(A tangent off this speculative answer to a question about a sentence containing the words eidem suae.)
Does the apparently redundant phrase eidem suae ("to his/her/its own same") provide a way to indicate that the antecedent of suae is not the subject of the verb, as is normal for the reflexive pronoun in the dative case, but something else having a (different) reflexive relation to whatever follows suae?
A possible example, from the Apostolic Letter "Quod De Beatissima" by Pope Pius XII (1957):
Venerabilis Frater Constantinus Christianus Luna, Episcopus Zacapensis, a Nobis enixe postulavit, ut eidem suae dioecesi, noviter conditae nulloque Patrono adhuc concreditae, eandem Virginem a Fatima caelestem Patronam benigne eligere dignaremus.
This is a little beyond my current skill with Latin, but here's my attempt at a translation:
The venerable Brother Constantine Christian Luna, Bishop of Zacapa, has strenuously asked us, for his own newly founded diocese, as yet entrusted with no Patron, that we deem worthy to kindly choose Our Lady of Fatima as Patroness.

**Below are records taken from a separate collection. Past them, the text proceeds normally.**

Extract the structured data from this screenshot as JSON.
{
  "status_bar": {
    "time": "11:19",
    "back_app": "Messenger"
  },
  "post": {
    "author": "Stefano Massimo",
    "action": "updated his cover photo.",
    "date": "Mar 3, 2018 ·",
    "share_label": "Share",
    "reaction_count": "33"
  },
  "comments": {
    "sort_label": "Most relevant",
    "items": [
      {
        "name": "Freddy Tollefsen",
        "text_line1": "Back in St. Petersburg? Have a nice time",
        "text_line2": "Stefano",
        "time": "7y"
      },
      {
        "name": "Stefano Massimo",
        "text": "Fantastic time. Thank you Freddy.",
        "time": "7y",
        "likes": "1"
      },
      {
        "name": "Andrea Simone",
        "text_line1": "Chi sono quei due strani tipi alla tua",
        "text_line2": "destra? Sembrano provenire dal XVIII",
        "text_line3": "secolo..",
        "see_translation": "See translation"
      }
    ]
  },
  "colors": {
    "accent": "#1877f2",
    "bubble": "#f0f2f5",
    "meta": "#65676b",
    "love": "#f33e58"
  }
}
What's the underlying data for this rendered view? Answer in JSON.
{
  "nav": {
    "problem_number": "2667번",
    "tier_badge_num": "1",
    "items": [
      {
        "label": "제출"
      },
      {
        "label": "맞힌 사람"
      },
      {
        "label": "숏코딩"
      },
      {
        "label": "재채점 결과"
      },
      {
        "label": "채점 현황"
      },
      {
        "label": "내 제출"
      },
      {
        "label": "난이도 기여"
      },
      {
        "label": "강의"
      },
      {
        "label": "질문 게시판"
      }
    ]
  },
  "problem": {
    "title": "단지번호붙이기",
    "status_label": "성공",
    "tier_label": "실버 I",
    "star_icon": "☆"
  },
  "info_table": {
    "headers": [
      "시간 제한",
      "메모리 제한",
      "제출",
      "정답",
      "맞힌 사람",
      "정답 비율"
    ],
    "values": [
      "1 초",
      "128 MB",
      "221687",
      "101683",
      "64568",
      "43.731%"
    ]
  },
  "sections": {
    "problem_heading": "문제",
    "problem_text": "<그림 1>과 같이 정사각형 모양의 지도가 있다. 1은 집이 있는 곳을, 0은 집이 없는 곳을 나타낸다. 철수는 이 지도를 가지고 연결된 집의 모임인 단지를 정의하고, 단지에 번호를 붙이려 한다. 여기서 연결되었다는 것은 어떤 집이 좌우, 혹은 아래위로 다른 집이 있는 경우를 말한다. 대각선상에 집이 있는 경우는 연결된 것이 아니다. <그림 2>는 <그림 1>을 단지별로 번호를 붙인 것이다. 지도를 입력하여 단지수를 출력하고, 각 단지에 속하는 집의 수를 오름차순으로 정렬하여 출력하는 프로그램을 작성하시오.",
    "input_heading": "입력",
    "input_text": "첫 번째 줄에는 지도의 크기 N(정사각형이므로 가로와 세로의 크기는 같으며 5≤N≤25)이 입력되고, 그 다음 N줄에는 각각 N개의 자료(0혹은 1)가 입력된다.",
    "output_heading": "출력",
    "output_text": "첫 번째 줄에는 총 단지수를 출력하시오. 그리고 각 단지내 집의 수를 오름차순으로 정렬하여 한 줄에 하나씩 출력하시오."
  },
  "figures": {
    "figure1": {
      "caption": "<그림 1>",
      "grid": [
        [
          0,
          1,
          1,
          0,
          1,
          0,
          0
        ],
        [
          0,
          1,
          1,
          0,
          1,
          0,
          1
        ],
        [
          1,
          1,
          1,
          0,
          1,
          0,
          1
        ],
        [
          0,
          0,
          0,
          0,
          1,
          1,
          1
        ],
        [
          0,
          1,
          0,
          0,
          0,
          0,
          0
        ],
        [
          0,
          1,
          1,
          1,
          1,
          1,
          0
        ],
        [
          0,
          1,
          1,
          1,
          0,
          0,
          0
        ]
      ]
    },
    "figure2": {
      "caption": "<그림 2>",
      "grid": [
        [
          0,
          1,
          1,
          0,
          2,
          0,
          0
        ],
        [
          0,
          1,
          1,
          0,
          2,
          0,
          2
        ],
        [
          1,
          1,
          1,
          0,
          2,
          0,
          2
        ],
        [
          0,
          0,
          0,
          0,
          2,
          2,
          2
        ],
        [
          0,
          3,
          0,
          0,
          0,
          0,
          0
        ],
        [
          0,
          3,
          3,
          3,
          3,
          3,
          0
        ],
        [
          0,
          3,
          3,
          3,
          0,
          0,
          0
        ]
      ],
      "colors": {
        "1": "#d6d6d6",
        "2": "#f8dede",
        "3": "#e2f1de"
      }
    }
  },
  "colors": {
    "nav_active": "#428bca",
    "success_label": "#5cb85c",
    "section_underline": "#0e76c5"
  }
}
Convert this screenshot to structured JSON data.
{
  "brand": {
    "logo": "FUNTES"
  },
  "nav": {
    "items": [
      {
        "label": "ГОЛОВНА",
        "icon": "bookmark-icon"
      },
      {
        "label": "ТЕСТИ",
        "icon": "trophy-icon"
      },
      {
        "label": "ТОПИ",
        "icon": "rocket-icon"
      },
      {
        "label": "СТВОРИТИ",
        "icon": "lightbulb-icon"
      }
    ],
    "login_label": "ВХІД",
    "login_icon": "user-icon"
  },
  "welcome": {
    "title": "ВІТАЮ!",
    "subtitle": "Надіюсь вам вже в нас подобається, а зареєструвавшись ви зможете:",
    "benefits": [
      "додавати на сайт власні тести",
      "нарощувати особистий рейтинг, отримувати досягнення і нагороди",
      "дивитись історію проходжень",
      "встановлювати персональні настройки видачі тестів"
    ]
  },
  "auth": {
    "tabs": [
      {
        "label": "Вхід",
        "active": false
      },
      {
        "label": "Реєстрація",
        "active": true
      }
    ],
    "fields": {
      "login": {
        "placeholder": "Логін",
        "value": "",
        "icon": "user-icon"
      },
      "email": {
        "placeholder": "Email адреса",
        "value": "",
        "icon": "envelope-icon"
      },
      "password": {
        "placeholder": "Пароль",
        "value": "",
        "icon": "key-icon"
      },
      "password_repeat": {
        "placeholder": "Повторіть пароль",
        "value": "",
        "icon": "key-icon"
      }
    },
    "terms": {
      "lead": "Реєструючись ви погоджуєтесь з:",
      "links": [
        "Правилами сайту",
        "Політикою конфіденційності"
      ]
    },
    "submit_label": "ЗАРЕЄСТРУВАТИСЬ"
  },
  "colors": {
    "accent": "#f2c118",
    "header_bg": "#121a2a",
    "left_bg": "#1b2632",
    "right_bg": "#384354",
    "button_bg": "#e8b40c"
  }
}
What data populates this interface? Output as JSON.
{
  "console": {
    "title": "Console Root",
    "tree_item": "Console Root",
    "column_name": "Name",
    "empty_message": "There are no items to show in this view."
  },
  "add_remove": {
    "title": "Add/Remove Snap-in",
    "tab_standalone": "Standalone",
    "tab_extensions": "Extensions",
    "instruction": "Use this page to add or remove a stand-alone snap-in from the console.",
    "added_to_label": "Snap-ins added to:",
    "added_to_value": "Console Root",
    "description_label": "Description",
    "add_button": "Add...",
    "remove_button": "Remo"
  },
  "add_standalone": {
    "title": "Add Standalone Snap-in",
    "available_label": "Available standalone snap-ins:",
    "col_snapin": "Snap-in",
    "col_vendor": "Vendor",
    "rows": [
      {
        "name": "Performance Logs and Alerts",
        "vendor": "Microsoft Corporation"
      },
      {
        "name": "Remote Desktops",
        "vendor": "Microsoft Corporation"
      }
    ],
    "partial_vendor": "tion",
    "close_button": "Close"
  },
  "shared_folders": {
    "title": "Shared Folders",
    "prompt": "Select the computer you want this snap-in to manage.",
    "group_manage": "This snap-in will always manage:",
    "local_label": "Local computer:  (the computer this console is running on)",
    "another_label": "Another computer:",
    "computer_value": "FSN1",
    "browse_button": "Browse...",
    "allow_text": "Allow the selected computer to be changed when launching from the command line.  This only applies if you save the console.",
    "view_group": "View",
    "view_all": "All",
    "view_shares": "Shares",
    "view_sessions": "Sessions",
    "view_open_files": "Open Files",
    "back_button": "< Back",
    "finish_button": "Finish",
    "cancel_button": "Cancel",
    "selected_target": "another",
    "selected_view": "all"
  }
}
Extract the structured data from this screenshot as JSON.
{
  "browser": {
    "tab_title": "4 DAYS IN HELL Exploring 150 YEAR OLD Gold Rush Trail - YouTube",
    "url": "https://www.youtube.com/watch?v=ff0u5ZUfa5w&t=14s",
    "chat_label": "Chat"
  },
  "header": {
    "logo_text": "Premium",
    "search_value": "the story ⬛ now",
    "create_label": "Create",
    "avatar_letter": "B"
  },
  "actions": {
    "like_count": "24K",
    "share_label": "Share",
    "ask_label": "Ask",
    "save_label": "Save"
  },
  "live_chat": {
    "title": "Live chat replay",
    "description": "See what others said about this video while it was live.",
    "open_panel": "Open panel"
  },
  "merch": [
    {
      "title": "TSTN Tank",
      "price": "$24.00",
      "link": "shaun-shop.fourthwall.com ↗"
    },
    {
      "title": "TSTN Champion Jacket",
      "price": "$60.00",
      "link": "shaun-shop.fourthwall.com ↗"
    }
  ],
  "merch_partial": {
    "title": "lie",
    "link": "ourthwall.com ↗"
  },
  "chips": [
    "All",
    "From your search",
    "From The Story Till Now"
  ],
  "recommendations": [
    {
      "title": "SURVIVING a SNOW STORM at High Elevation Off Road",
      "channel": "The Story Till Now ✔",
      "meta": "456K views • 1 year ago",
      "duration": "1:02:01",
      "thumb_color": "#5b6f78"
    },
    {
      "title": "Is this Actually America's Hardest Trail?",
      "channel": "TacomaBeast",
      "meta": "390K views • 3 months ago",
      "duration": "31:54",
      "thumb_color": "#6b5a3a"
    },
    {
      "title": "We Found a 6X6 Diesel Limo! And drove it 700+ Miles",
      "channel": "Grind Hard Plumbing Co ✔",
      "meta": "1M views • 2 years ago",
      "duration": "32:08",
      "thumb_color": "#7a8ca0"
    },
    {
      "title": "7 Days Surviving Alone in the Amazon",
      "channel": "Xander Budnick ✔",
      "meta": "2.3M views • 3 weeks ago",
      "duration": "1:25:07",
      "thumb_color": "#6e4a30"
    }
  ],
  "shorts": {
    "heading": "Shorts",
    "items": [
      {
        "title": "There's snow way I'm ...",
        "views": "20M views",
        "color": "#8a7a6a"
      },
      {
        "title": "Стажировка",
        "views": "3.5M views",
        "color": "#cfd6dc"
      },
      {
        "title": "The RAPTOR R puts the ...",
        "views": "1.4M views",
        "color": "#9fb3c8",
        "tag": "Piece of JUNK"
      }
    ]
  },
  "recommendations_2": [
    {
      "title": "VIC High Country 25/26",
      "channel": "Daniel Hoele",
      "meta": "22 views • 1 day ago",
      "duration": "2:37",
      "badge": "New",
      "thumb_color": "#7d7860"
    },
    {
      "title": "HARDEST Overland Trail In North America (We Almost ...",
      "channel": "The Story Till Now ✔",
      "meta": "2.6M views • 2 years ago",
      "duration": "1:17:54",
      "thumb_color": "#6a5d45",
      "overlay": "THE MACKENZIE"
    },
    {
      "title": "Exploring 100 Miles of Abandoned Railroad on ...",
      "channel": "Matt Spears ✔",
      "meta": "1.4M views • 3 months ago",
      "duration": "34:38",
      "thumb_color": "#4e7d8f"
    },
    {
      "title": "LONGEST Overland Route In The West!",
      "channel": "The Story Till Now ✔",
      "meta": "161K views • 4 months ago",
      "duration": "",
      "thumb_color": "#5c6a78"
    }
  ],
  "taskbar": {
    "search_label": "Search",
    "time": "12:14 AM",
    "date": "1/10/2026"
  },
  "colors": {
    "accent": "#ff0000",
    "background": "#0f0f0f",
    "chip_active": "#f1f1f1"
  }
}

The subject of the relevant clause is the author, that is, the Pope. It would be silly if Luna asked the Pope to choose a Patroness for his own—the Pope's own—diocese, but that's what suae dioecesi would literally mean. So, I'm wondering if eidem suae is a way to relocate the antecedent of suae to where it makes sense and thus avoid a very clumsy circumlocution. And is this a common idiom?
If the same thing commonly occurs in another grammatical case, that would answer the question, too.